Nel centro storico di Perugia, nel 2021, c’erano 349 imprese commerciali, ridottesi a 276 nel 2018 e a 272 nel 2020. Anche fuori dal centro storico la situazione non cambia: 1.252 attività nel 2012, 1.202 nel 2018 e 1.172 nel 2020. Positivo l’andamento delle strutture ricettive e turistiche: nel centro storico, bar, ristoranti e alberghi erano 217 nel 2012, poi 235 nel 2018 e 236 nel 2020; stesso trend fuori dal centro storico: 577 imprese nel 2012, 593 nel 2018 e 591 nel 2020.

Succede più o meno la stessa cosa a Terni. Nel centro, da 388 nel 2012, le attività commerciali sono scese a 342 nel 2020; fuori dal centro, 945 nel 2012, 866 nel 2018 e 842 nel 2020. Bene il settore ricettività-ristorazione: 141 bar, alberghi e ristoranti nel 2012, 147 nel 2018 e nel 2020.

Giorgio Mencaroni, presidente di Confcommercio Umbria, commenta: “Di questa analisi colpisce un dato: se è vero che la diminuzione di imprese commerciali è stata progressiva ed inarrestabile, nel 2020 si è osservato un tasso di cancellazione basso. Considerato l’anno drammatico che abbiamo vissuto causa Covid, questa situazione è frutto realisticamente di una sorta di congelamento, di ibernazione del tessuto produttivo (blocco licenziamenti, cig, promesse di ristori). Gli effetti della pandemia però arriveranno nei prossimi mesi, e con un impatto drammatico: a livello nazionale l’Ufficio Studi Confcommercio prevede solo nei centri storici dei 110 capoluoghi di provincia e altre 10 città di media ampiezza, oltre a un calo ancora maggiore per il commercio al dettaglio (-17,1%), per la prima volta nella storia economica degli ultimi due decenni anche la perdita di un quarto delle imprese di alloggio e ristorazione (-24,9%). Anche il commercio elettronico, che vale ormai più di 30 miliardi, registra cambiamenti a causa della pandemia: nel 2020 è in calo del 2,6% rispetto al 2019 come risultato di un boom per i beni, anche alimentari, pari a +30,7% e di un crollo dei servizi acquistati (-46,9%)”.

“Quindi anche in Umbria avremo città con ancora meno negozi, e, per la prima volta dopo decenni, con meno attività ricettive e di ristorazione: solo farmacie e informatica e comunicazioni si prevedono in controtendenza col segno più.

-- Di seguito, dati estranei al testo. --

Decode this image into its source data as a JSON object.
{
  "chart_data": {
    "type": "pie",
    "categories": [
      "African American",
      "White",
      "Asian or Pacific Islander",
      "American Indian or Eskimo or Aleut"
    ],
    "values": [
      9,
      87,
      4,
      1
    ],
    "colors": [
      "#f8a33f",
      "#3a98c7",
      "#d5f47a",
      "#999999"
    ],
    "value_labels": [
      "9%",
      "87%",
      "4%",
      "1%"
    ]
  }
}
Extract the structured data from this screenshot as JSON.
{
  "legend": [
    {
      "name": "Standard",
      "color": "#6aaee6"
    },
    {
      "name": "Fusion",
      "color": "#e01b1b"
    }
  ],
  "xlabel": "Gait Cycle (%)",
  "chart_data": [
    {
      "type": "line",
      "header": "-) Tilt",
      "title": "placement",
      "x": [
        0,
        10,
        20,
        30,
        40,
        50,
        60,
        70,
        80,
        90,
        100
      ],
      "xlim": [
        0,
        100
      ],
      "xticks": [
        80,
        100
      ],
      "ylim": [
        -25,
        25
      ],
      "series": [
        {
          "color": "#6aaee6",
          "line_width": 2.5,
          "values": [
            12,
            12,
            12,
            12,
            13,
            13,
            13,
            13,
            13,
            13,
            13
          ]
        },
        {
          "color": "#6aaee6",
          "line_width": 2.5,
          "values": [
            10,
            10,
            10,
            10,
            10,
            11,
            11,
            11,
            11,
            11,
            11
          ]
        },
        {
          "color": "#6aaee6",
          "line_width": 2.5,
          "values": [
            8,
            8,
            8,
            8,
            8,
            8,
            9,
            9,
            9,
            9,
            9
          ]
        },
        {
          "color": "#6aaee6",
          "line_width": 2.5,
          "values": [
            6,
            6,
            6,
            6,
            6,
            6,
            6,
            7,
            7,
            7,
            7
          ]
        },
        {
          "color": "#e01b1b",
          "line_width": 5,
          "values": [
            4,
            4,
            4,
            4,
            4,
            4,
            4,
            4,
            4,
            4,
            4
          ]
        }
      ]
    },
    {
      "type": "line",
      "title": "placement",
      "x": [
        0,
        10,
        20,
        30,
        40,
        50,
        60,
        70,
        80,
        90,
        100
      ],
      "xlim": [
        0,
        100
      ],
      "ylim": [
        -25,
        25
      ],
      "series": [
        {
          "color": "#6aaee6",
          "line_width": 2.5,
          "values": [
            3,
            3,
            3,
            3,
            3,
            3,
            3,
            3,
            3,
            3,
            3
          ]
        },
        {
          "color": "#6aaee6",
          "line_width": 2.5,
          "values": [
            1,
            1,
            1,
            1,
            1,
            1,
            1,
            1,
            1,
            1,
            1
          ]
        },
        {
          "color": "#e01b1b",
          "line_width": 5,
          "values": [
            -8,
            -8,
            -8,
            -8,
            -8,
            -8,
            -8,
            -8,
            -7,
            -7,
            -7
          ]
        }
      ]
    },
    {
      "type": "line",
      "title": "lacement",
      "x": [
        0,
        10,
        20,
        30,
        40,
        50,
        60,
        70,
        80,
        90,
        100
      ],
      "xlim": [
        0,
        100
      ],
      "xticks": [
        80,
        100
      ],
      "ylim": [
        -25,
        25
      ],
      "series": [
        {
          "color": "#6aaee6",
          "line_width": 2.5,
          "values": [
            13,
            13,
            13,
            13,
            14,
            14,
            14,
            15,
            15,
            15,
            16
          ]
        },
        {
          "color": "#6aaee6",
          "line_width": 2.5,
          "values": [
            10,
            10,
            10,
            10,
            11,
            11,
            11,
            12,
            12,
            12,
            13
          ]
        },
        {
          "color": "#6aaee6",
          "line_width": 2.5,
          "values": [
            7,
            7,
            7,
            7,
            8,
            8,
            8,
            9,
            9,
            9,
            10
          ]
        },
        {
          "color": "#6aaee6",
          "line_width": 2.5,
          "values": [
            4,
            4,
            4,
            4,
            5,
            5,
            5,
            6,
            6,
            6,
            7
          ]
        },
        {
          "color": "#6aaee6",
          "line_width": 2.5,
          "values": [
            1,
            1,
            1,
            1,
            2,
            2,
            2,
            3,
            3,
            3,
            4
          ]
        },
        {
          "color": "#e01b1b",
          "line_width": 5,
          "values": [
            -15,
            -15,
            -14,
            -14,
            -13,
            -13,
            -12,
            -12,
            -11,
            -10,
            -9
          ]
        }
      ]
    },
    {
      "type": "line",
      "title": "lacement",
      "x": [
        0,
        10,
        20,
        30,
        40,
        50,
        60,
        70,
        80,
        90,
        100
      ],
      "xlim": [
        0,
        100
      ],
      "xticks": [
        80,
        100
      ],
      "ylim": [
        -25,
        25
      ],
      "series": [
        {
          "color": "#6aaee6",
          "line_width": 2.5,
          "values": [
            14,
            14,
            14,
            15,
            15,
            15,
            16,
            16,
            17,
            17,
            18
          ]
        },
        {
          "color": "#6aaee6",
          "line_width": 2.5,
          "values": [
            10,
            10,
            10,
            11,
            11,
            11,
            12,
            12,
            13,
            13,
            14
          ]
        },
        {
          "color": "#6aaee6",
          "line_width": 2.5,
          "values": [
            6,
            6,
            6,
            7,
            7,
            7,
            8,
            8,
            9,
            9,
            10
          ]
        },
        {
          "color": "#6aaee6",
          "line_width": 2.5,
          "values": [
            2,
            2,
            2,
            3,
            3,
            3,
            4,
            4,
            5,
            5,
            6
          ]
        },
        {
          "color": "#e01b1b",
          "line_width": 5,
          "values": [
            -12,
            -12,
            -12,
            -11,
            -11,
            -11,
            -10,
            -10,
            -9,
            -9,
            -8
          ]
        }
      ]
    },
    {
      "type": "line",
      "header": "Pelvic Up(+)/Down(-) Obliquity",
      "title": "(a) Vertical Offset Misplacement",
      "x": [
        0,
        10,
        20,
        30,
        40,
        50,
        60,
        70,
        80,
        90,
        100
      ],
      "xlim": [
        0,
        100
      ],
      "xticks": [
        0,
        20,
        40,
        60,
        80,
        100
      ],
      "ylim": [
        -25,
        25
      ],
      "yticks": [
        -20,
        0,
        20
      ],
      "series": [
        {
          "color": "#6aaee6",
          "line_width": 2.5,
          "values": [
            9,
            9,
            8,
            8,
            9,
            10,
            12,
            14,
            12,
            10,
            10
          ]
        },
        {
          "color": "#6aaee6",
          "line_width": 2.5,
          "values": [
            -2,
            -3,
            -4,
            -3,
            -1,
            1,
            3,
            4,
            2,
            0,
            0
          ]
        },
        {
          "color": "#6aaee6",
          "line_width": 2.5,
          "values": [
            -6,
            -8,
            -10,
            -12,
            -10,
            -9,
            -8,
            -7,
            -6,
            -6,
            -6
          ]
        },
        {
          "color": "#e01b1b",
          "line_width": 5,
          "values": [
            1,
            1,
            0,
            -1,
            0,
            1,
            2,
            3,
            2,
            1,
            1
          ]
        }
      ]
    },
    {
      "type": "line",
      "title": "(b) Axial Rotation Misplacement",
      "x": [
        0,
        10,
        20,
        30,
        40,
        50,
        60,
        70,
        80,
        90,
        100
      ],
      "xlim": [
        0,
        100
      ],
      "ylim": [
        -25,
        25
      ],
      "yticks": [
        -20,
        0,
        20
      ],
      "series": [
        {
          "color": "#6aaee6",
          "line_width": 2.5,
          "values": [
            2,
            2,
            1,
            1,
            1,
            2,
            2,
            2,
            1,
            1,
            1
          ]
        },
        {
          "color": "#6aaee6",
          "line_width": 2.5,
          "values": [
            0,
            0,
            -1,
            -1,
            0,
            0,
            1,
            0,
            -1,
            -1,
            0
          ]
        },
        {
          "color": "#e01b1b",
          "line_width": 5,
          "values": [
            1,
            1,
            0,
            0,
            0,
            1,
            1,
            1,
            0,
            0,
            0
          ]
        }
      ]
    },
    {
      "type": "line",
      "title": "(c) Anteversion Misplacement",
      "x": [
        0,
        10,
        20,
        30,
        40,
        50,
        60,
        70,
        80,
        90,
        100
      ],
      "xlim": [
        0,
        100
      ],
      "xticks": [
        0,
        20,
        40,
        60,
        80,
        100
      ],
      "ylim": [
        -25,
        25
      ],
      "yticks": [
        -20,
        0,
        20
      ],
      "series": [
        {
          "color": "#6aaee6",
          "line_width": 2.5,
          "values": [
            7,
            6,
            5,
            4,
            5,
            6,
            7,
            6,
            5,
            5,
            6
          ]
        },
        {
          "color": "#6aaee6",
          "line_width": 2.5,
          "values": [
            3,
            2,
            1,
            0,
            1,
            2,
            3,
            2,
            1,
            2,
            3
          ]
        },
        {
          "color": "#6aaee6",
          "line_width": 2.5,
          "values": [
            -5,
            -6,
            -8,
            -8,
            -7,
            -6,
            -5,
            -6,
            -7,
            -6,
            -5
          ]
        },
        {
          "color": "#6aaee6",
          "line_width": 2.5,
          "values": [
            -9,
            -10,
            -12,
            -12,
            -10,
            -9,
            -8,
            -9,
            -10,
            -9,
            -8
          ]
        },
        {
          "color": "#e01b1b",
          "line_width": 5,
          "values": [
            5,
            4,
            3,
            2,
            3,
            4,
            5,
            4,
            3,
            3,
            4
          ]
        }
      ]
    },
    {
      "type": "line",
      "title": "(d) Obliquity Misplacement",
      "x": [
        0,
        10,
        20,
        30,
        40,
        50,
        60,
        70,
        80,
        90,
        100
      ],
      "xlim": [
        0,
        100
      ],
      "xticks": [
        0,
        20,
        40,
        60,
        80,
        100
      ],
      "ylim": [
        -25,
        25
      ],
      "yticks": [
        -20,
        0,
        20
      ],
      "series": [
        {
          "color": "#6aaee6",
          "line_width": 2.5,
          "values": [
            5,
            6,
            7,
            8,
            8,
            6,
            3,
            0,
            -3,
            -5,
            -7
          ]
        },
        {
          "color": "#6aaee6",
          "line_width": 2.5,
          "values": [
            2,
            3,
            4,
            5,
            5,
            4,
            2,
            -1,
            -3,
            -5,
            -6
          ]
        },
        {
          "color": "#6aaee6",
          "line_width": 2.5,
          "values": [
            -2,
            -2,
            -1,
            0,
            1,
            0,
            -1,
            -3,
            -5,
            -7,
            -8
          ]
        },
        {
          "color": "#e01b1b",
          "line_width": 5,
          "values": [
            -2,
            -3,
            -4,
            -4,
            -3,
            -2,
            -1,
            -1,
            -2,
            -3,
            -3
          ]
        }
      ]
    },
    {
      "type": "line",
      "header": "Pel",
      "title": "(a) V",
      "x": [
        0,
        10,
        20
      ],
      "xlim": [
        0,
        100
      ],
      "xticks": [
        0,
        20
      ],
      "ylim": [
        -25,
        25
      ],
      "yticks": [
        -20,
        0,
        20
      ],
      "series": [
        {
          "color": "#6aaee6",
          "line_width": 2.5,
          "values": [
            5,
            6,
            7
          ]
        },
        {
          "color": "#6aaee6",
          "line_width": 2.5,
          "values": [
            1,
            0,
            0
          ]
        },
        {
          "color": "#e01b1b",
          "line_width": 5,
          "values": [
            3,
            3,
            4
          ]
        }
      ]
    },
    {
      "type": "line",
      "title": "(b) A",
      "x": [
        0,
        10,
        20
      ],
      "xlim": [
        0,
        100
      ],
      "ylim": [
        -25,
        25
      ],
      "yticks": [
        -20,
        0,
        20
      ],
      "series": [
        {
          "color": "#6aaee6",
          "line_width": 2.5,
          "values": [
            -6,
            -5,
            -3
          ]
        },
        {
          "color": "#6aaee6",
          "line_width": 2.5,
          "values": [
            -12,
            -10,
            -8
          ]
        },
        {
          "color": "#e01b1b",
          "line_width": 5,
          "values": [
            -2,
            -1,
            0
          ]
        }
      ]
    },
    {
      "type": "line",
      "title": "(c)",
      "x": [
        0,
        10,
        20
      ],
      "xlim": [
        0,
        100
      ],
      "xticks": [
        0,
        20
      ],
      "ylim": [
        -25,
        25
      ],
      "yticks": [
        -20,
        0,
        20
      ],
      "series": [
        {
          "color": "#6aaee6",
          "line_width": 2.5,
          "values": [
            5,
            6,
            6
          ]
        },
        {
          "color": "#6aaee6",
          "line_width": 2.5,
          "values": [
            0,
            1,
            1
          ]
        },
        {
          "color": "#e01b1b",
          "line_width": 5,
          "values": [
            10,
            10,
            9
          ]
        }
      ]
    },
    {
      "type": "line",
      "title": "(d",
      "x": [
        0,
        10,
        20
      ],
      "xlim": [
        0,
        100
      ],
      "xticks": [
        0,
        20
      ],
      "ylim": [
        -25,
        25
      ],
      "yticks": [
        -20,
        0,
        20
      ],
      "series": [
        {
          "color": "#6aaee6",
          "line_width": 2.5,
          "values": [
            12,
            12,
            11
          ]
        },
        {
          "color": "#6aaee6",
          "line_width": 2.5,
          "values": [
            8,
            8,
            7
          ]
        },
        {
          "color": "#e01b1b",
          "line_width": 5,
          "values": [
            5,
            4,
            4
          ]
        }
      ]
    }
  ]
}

Il rischio di non “riavere” i nostri centri storici come li abbiamo visti e vissuti prima della pandemia è, dunque, molto concreto, e questo significa minore qualità della vita dei residenti e minore appeal turistico”.

“Anche prima del Covid il tessuto commerciale dei centri storici stava cambiando, a causa principalmente del cambiamento di modello dei consumi. La pandemia acuisce questi trend. Per alberghi e pubblici esercizi il futuro è totalmente privo di certezze, soprattutto nei centri storici delle città medie. Mentre ieri il tema centrale riguardava il rischio di città “solo per turisti”, dove i negozi scomparivano e crescevano bar e ristoranti, da oggi la questione è come immaginare un centro storico con meno negozi, meno mercati e meno attività legate al turismo. Il rischio desertificazione assume quindi una gravità diversa che in passato”.

Come reagire a questa situazione doppiamente drammatica?
“Quella dei centri storici – sottolinea il presidente di Confcommercio Umbria – è una questione eccezionalmente rilevante perché si tratta di capire come vivremo nel futuro prossimo. Per questo occorre uno sforzo eccezionale: intanto per affrontare l’emergenza Covid, con ristori adeguati alle imprese, specie quelle più colpite dalle chiusure. Ma accanto ai ristori occorrono iniziative di cambiamento strutturali e organiche: alla Regione chiediamo con urgenza un piano di rigenerazione urbana che sia frutto di concertazione e che tenga conto di centri storici e città come sistema integrato di funzioni, favorisca la digitalizzazione delle imprese e rilanci l’identità dei nostri borghi. La legge n. 12 del 2008, che ha introdotto i Quadri Strategici di Valorizzazione, è stata in buona parte disattesa, e va comunque adeguata anche in seguito alla pandemia, che ha stravolto completamente la realtà e introdotto nuove priorità”.